Obviously there are some variations but how was the 26.2 miles chosen - is it meant to be the same as the distance from Marathon to Athens?

Posted: 24/03/2011 at 20:22

Celebrities are *not* my inspiration; my colleagues are. Not many of my colleagues have run a marathon but their tireless efforts to be the very best in their chosen sports and at work just spur me on, no end. I love 'em.

 Ruddy celebrities... they're just people we don't know... what's the big deal.

 (Unless of course they are famous for having achieved something e.g. Bill Gates, Richard Branson and Paula Radcliffe)

Posted: 24/03/2011 at 20:43

not sure why 26.2

wish I could run as fast as Paula Radcliffe she is amazing
Posted: 26/03/2011 at 22:23

Everything you need to know...
Posted: 27/03/2011 at 02:05

Strange to think that if the marathon pioneers had taken a different view of history, the marathon distance might have been set at 22 miles!
Posted: 27/03/2011 at 13:30

Wish it bloody had...
Posted: 27/03/2011 at 13:45

The exact distance was moved to tie in with the grandstand at the London Olympics I believe!  Before that they just ran about 26 miles...
Posted: 27/03/2011 at 14:48

Anyhow, everybody has done a marathon these days. 
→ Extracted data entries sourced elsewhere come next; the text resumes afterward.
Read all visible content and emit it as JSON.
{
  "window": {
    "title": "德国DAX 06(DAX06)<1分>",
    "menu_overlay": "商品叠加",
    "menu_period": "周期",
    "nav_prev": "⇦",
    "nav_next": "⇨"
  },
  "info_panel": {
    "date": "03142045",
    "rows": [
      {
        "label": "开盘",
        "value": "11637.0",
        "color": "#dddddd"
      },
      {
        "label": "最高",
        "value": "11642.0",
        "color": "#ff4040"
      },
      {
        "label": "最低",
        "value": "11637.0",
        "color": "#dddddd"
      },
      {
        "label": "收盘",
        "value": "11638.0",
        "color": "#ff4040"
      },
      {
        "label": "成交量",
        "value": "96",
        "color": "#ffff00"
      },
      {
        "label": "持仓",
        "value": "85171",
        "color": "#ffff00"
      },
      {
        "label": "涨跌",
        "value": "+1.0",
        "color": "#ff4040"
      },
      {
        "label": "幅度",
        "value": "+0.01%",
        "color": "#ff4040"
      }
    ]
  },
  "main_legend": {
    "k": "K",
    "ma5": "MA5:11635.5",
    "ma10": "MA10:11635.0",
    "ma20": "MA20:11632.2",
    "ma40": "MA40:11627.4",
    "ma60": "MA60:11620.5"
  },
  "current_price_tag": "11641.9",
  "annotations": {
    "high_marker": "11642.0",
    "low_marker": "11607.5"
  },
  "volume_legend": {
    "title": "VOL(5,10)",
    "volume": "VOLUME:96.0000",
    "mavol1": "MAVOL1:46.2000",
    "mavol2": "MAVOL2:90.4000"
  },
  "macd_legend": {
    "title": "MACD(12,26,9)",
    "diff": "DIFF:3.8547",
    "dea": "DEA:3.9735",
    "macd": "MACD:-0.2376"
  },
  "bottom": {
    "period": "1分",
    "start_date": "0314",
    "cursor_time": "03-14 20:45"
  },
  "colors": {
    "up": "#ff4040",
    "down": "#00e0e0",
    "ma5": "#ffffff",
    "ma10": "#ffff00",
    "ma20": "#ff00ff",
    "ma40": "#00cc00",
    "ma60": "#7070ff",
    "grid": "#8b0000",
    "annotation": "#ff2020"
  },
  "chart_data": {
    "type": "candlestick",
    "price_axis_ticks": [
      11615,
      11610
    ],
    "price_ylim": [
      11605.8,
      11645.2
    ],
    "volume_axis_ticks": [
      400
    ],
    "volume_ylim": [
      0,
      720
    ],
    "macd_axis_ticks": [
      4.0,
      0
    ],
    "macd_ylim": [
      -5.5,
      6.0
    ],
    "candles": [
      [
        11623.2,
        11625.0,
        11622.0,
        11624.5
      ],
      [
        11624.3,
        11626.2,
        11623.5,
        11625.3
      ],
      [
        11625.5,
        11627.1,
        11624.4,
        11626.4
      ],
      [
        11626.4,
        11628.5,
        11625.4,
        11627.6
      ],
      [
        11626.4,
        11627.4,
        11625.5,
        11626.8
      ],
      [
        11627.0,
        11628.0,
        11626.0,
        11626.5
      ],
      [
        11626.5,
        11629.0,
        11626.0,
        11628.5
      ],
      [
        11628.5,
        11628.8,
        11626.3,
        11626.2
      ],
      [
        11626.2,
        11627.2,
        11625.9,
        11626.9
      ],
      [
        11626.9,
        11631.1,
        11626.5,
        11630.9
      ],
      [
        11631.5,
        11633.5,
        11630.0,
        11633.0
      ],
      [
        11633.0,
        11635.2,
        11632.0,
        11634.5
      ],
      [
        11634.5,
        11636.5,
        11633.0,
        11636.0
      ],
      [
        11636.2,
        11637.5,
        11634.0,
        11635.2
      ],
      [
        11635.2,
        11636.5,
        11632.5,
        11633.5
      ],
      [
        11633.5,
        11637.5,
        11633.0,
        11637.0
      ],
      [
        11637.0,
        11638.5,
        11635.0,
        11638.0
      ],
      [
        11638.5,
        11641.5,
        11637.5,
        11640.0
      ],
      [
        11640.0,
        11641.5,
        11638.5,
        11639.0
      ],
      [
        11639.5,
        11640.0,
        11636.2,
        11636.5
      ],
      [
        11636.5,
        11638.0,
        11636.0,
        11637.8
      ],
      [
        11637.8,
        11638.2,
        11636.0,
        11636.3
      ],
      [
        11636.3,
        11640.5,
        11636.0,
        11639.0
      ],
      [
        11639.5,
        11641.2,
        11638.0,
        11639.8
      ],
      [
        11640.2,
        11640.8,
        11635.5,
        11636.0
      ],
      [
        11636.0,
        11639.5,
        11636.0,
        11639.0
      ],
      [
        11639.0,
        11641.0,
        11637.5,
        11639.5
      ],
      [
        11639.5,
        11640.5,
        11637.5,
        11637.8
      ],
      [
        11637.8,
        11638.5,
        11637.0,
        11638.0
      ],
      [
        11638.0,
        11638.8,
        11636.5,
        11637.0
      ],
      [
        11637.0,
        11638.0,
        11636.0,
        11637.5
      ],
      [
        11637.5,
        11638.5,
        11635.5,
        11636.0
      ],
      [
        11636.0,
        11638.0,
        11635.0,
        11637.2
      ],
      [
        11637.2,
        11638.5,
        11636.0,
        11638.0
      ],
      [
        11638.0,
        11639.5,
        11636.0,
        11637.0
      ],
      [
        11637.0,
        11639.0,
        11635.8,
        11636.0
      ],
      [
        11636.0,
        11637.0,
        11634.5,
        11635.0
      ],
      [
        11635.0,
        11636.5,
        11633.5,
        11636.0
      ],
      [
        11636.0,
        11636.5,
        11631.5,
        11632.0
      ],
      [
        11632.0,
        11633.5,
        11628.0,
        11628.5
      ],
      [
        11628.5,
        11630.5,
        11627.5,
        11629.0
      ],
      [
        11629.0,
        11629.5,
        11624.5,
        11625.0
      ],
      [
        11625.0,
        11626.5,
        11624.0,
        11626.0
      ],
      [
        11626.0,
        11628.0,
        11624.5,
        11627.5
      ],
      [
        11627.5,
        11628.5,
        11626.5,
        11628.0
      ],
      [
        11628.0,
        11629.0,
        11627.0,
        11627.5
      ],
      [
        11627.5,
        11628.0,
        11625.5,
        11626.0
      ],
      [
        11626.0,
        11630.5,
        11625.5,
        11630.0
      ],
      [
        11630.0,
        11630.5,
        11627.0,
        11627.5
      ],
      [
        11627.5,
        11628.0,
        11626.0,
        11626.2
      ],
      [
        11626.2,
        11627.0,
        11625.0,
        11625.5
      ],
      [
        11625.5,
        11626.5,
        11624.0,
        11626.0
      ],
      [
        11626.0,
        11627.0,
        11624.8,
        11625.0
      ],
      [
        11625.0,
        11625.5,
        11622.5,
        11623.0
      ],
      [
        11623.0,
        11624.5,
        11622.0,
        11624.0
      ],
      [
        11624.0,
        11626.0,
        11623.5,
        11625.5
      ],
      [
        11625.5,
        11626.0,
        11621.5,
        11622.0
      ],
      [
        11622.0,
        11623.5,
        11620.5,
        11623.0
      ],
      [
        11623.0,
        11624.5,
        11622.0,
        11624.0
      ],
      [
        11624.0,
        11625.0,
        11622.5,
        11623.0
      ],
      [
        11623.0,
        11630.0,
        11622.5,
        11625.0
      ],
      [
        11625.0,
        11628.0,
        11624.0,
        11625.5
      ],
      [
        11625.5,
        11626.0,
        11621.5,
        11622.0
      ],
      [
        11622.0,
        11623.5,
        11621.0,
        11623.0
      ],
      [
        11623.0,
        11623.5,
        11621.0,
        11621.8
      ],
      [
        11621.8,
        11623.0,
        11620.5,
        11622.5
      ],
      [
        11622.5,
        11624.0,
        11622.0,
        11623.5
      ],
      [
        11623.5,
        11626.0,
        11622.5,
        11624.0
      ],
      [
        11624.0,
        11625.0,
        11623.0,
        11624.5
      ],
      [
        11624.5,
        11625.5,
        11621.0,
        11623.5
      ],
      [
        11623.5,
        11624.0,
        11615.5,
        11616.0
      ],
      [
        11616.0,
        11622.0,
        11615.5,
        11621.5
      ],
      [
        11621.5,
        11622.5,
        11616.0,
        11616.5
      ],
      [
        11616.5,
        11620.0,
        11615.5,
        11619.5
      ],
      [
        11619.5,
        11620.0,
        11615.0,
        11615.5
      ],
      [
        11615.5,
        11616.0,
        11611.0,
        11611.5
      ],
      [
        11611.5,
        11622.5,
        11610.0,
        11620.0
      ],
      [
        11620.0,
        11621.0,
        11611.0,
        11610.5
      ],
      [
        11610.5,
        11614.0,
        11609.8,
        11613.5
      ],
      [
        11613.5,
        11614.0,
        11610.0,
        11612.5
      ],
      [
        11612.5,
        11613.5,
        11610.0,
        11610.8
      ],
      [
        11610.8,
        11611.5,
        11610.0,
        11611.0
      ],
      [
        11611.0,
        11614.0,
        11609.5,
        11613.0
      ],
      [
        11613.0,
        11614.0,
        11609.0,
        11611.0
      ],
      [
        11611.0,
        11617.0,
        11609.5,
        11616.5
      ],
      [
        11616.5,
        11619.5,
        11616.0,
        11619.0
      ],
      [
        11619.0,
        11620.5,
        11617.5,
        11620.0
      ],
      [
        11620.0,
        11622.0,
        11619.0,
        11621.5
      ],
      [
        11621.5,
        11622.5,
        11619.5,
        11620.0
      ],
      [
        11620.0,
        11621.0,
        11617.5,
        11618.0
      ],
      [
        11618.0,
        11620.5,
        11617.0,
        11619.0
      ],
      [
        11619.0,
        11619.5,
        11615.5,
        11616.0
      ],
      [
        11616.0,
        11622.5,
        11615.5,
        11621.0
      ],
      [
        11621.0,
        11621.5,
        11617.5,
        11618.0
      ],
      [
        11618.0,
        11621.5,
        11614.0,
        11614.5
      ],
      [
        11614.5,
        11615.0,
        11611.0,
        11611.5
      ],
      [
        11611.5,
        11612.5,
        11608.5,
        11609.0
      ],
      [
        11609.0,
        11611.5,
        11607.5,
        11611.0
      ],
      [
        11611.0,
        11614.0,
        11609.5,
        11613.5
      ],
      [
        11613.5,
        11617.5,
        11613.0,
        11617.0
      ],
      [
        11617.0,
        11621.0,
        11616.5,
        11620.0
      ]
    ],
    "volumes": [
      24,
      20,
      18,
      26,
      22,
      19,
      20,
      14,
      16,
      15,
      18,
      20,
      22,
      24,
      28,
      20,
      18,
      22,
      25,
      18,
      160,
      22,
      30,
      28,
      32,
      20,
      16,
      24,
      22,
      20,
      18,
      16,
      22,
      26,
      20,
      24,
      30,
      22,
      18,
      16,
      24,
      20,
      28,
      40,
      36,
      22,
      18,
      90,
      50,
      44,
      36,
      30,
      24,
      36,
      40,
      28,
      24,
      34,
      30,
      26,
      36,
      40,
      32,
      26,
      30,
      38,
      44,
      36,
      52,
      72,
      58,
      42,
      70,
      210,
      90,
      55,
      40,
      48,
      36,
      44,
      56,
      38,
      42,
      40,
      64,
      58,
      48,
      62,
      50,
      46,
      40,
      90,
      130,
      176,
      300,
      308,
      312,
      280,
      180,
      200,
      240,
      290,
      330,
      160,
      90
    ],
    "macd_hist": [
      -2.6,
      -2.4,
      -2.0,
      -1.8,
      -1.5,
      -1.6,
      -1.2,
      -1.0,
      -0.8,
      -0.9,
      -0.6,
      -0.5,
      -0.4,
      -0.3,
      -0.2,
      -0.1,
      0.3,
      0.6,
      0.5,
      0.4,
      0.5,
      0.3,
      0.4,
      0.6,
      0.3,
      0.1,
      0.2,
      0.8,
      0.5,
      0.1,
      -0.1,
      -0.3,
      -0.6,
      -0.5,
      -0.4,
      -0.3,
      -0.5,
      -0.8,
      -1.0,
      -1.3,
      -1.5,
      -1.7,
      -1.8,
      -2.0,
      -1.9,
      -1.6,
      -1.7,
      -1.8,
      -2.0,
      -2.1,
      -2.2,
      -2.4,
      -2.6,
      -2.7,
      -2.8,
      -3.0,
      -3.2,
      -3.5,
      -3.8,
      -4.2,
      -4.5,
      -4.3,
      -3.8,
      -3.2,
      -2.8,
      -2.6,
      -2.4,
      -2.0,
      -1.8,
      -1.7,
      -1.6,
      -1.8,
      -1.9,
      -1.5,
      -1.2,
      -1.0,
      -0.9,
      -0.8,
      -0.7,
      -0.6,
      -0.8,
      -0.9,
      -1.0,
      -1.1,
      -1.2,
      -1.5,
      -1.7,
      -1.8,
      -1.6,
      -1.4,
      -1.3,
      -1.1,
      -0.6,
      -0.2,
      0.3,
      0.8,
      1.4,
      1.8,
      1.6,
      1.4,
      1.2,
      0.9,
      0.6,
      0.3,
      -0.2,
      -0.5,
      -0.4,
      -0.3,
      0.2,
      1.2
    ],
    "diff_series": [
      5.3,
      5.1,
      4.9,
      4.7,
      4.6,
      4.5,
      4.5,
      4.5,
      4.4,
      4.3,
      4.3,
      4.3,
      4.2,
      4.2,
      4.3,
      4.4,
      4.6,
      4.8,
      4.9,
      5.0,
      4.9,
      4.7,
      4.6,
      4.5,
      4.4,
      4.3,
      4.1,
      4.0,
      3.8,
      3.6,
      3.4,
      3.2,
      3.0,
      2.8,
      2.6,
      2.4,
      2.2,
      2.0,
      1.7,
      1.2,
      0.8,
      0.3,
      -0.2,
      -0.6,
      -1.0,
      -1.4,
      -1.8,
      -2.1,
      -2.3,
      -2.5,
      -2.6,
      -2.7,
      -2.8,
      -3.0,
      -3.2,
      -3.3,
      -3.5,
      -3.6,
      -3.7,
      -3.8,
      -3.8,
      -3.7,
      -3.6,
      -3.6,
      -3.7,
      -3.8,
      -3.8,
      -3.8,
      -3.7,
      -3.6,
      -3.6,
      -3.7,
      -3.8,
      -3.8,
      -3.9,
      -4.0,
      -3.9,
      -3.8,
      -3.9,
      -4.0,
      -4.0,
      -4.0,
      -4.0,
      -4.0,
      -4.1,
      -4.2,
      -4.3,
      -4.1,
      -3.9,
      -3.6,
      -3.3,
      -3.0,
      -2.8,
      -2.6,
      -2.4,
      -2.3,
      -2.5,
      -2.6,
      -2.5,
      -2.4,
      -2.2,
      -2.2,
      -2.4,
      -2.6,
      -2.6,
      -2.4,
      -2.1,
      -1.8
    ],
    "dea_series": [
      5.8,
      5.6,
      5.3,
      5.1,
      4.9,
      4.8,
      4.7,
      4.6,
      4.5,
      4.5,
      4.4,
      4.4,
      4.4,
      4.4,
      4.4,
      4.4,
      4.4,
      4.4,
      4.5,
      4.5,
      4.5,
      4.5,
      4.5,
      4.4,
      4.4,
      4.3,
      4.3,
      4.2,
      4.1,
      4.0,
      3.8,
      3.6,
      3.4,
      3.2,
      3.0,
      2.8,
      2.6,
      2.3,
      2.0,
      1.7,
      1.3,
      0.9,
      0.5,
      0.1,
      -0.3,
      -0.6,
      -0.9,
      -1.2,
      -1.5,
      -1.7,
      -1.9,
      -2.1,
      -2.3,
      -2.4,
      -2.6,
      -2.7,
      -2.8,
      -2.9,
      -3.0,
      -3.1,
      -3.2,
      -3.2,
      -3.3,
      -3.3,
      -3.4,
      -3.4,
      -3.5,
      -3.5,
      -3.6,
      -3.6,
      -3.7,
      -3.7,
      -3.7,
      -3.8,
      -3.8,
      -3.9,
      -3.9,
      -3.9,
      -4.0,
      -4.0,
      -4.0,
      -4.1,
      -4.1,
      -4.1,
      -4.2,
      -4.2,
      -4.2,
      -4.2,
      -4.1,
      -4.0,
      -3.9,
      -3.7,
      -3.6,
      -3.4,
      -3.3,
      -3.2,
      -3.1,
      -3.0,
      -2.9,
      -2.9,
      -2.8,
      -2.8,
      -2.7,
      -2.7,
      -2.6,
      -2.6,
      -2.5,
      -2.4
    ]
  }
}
The Ultramarathon is the new marathon.

Posted: 28/03/2011 at 12:50

Does anyone know any stats regarding time. Having watched and worked at London for many years it seems that whilst the elite are getting quicker and there are more runners. The average time is getting significantly slower. When i went as a teenager around 1990 it seemed the average was around 3:30, but now it feels like 4:30-5 is the busiest period.

This is only my observation, but I'd quite like to know if this is correct and whether it is the same nationwide and worldwide.